Last updated: 06 April 2007


The I-T department, which believes that Hutch-Vodafone deal falls under the capital gains tax ambit in India, may scrutinise similar transactions.

Transfer of beneficial interest of any asset in the country was liable to capital gains tax, a department source said. The source said Hutchison and Vodafone have sought approval from the Indian authorities, including Foreign Investment Promotion Board (FIPB), as the asset is in the country. The department thinks this would hold true for all transactions where the asset is located here, hence the move to examine such deals.

According to Section 911 of the Income-Tax Act, if any property located in the country is transferred, it would attract capital gains tax. The section does not provide for an exemption. However, sources familiar with the Hutch-Vodafone transaction denied the I-T department’s claims.

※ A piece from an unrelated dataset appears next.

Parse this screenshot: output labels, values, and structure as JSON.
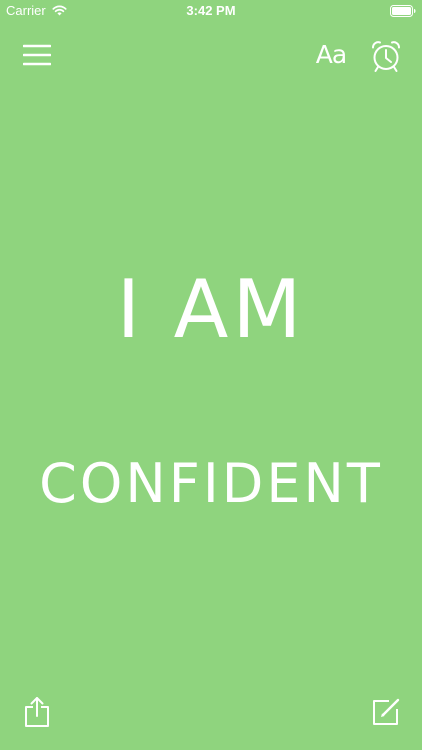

They point out that the transaction involves sale of Mauritius-based companies, which control a 67% interest in Hutch-Essar, the Indian entity. Thus, the provisions of the double-taxation treaty clearly hold.

Incidentally, when GE partially divested its stake in Genpact (then Gecis) to a clutch of private equity funds, it did not pay capital gains tax. The transaction too involved Mauritius-based entities. The I-T department recently shot off a letter to Hutchison Essar asking it to impress upon Hutch Telecom International to pay $1.9 billion by way of capital gains.

“...it has come to our knowledge that HTIL has made substantial gains from their investment in Hutchison Essar. You are requested to impress upon HTIL to discharge their tax liabilities on the gains made.

“Your attention is directed to Section 195 of the Income-Tax Act that casts an obligation on a person responsible for paying any sum — which is chargeable to tax in India — to a foreign company to deduct income tax at source at the time of payment credit. Thus, both the payer and the payee are required to discharge their obligations/liabilities as provided in the Income-Tax Act.

“Your stand that you are not in a position to submit requisite details since you are not a party to the transaction is not correct since the shares of your company are being sold and you can provide the information from the parties concerned,” it said.

Hutchison recently sold its majority holding in Hutch-Essar to Britain’s Vodafone in a deal valued at $18.8 billion. The capital gains tax is imposed at 20%. As the company is not listed, there would be no long-term capital gains tax exemption, in the I-T department’s view.